The more I work with administrators and teachers, the more I’m convinced that, for the most part, the answers we seek lie within us.
I’ve had the opportunity to work with a number of fabulous educators in recent months. We’ve been talking about facilitating deeper learning, fostering better technology infusion, and increasing student agency and ownership of the learning process.
While I’ve been sharing resources and trying to spark some ‘urgency’ to move forward faster, much of the time I’ve been asking questions. Questions like:
- How can we get more problem-based learning into our classrooms?
- What are some ways that we can make students’ learning experiences more global?
- In two minutes, can you come up with five ways that you could increase student voice online?
- How could you put your students to work to make something that benefited others?
Invariably, the educator pairs or small groups come up with a wealth of possibilities. In many cases, the ideas come pouring out as if from a firehose, as if they were bottled up just waiting for someone to ask the questions so that they could be released.

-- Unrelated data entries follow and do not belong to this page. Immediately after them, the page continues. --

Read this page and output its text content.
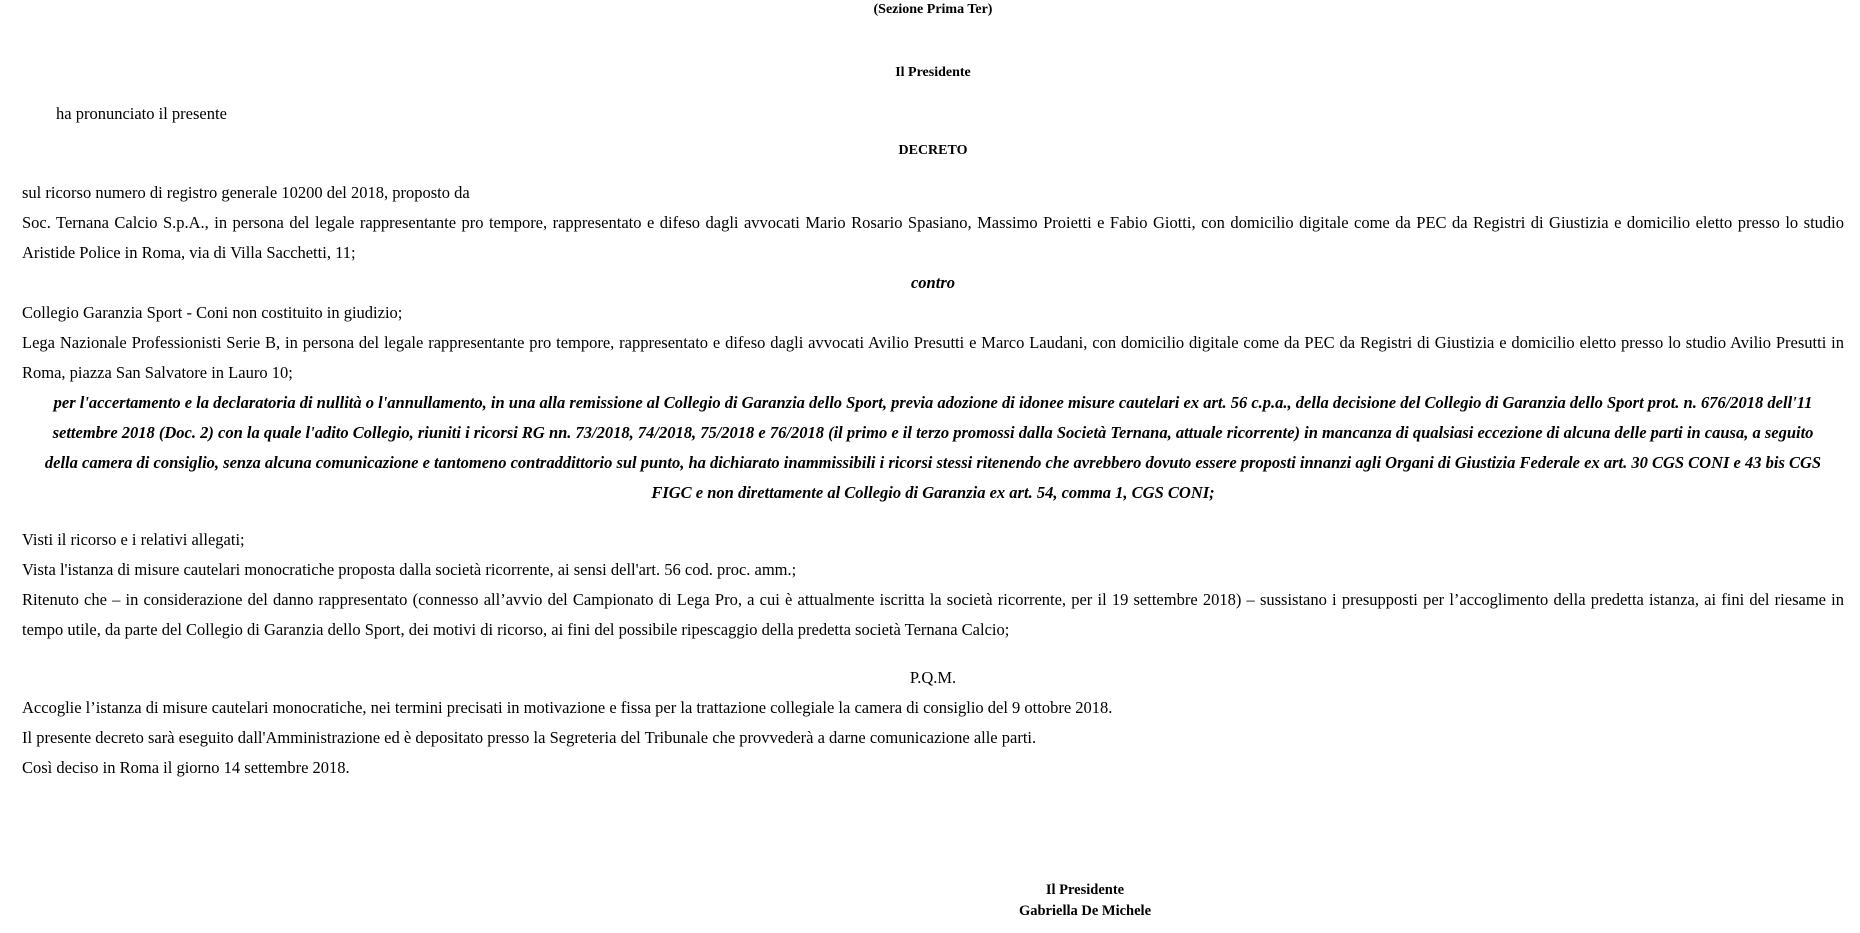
(Sezione Prima Ter)
Il Presidente
ha pronunciato il presente
DECRETO
sul ricorso numero di registro generale 10200 del 2018, proposto da
Soc. Ternana Calcio S.p.A., in persona del legale rappresentante pro tempore, rappresentato e difeso dagli avvocati Mario Rosario Spasiano, Massimo Proietti e Fabio Giotti, con domicilio digitale come da PEC da Registri di Giustizia e domicilio eletto presso lo studio Aristide Police in Roma, via di Villa Sacchetti, 11;
contro
Collegio Garanzia Sport - Coni non costituito in giudizio;
Lega Nazionale Professionisti Serie B, in persona del legale rappresentante pro tempore, rappresentato e difeso dagli avvocati Avilio Presutti e Marco Laudani, con domicilio digitale come da PEC da Registri di Giustizia e domicilio eletto presso lo studio Avilio Presutti in Roma, piazza San Salvatore in Lauro 10;
per l'accertamento e la declaratoria di nullità o l'annullamento, in una alla remissione al Collegio di Garanzia dello Sport, previa adozione di idonee misure cautelari ex art. 56 c.p.a., della decisione del Collegio di Garanzia dello Sport prot. n. 676/2018 dell'11 settembre 2018 (Doc. 2) con la quale l'adito Collegio, riuniti i ricorsi RG nn. 73/2018, 74/2018, 75/2018 e 76/2018 (il primo e il terzo promossi dalla Società Ternana, attuale ricorrente) in mancanza di qualsiasi eccezione di alcuna delle parti in causa, a seguito della camera di consiglio, senza alcuna comunicazione e tantomeno contraddittorio sul punto, ha dichiarato inammissibili i ricorsi stessi ritenendo che avrebbero dovuto essere proposti innanzi agli Organi di Giustizia Federale ex art. 30 CGS CONI e 43 bis CGS FIGC e non direttamente al Collegio di Garanzia ex art. 54, comma 1, CGS CONI;
Visti il ricorso e i relativi allegati;
Vista l'istanza di misure cautelari monocratiche proposta dalla società ricorrente, ai sensi dell'art. 56 cod. proc. amm.;
Ritenuto che – in considerazione del danno rappresentato (connesso all’avvio del Campionato di Lega Pro, a cui è attualmente iscritta la società ricorrente, per il 19 settembre 2018) – sussistano i presupposti per l’accoglimento della predetta istanza, ai fini del riesame in tempo utile, da parte del Collegio di Garanzia dello Sport, dei motivi di ricorso, ai fini del possibile ripescaggio della predetta società Ternana Calcio;
P.Q.M.
Accoglie l’istanza di misure cautelari monocratiche, nei termini precisati in motivazione e fissa per la trattazione collegiale la camera di consiglio del 9 ottobre 2018.
Il presente decreto sarà eseguito dall'Amministrazione ed è depositato presso la Segreteria del Tribunale che provvederà a darne comunicazione alle parti.
Così deciso in Roma il giorno 14 settembre 2018.
Il Presidente
Gabriella De Michele
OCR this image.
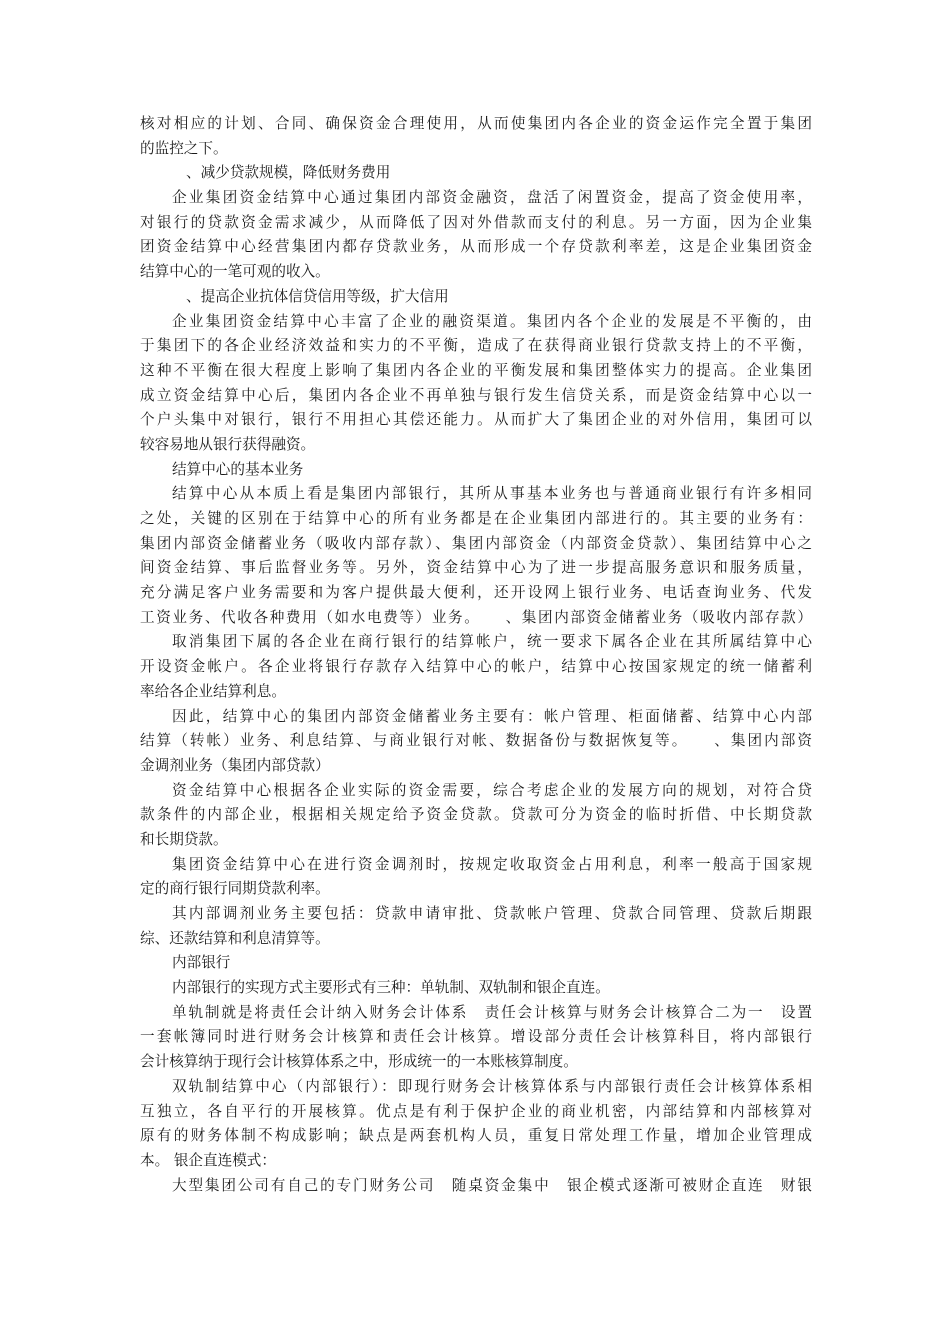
核对相应的计划、合同、确保资金合理使用，从而使集团内各企业的资金运作完全置于集团
的监控之下。
、减少贷款规模，降低财务费用
企业集团资金结算中心通过集团内部资金融资，盘活了闲置资金，提高了资金使用率，
对银行的贷款资金需求减少，从而降低了因对外借款而支付的利息。另一方面，因为企业集
团资金结算中心经营集团内都存贷款业务，从而形成一个存贷款利率差，这是企业集团资金
结算中心的一笔可观的收入。
、提高企业抗体信贷信用等级，扩大信用
企业集团资金结算中心丰富了企业的融资渠道。集团内各个企业的发展是不平衡的，由
于集团下的各企业经济效益和实力的不平衡，造成了在获得商业银行贷款支持上的不平衡，
这种不平衡在很大程度上影响了集团内各企业的平衡发展和集团整体实力的提高。企业集团
成立资金结算中心后，集团内各企业不再单独与银行发生信贷关系，而是资金结算中心以一
个户头集中对银行，银行不用担心其偿还能力。从而扩大了集团企业的对外信用，集团可以
较容易地从银行获得融资。
结算中心的基本业务
结算中心从本质上看是集团内部银行，其所从事基本业务也与普通商业银行有许多相同
之处，关键的区别在于结算中心的所有业务都是在企业集团内部进行的。其主要的业务有：
集团内部资金储蓄业务（吸收内部存款）、集团内部资金（内部资金贷款）、集团结算中心之
间资金结算、事后监督业务等。另外，资金结算中心为了进一步提高服务意识和服务质量，
充分满足客户业务需要和为客户提供最大便利，还开设网上银行业务、电话查询业务、代发
工资业务、代收各种费用（如水电费等）业务。　　、集团内部资金储蓄业务（吸收内部存款）
取消集团下属的各企业在商行银行的结算帐户，统一要求下属各企业在其所属结算中心
开设资金帐户。各企业将银行存款存入结算中心的帐户，结算中心按国家规定的统一储蓄利
率给各企业结算利息。
因此，结算中心的集团内部资金储蓄业务主要有：帐户管理、柜面储蓄、结算中心内部
结算（转帐）业务、利息结算、与商业银行对帐、数据备份与数据恢复等。　　、集团内部资
金调剂业务（集团内部贷款）
资金结算中心根据各企业实际的资金需要，综合考虑企业的发展方向的规划，对符合贷
款条件的内部企业，根据相关规定给予资金贷款。贷款可分为资金的临时折借、中长期贷款
和长期贷款。
集团资金结算中心在进行资金调剂时，按规定收取资金占用利息，利率一般高于国家规
定的商行银行同期贷款利率。
其内部调剂业务主要包括：贷款申请审批、贷款帐户管理、贷款合同管理、贷款后期跟
综、还款结算和利息清算等。
内部银行
内部银行的实现方式主要形式有三种：单轨制、双轨制和银企直连。
单轨制就是将责任会计纳入财务会计体系　责任会计核算与财务会计核算合二为一　设置
一套帐簿同时进行财务会计核算和责任会计核算。增设部分责任会计核算科目，将内部银行
会计核算纳于现行会计核算体系之中，形成统一的一本账核算制度。
双轨制结算中心（内部银行）：即现行财务会计核算体系与内部银行责任会计核算体系相
互独立，各自平行的开展核算。优点是有利于保护企业的商业机密，内部结算和内部核算对
原有的财务体制不构成影响；缺点是两套机构人员，重复日常处理工作量，增加企业管理成
本。 银企直连模式：
大型集团公司有自己的专门财务公司　随桌资金集中　银企模式逐渐可被财企直连　财银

As leaders, we have to continually remember that there’s an incredible wealth of untapped talent, expertise, experience, and wisdom in our faculty. In our search for solutions, we need to turn less to outside experts – at least at first – and instead uncover what lies dormant within. If we ask the right questions – questions that are tightly focused and solution-oriented – most of the time we will generate numerous options that can be thrown out for more discussion and explored in more depth.
What are the specific, progress-oriented questions that we could be asking our faculty but haven’t? What untapped possibilities are lying dormant within our school organizations? As principals and superintendents, how can we better utilize targeted questioning to open up new lines of innovation? Once we generate some exciting new conversations, then the challenge is for us to facilitate and support those ideas so that they translate into sustainable changes in practice. That’s difficult work, of course, but it’s also energizing, movement-oriented work. And buy-in is inherently better because it came from the group, not from us or an outsider.
Ask your faculty some new questions. They’ll probably amaze you.
[Of course everything I said here also could (should) be done with students. It no longer should be an epiphany for educators that we should be doing less to students and doing more with them.]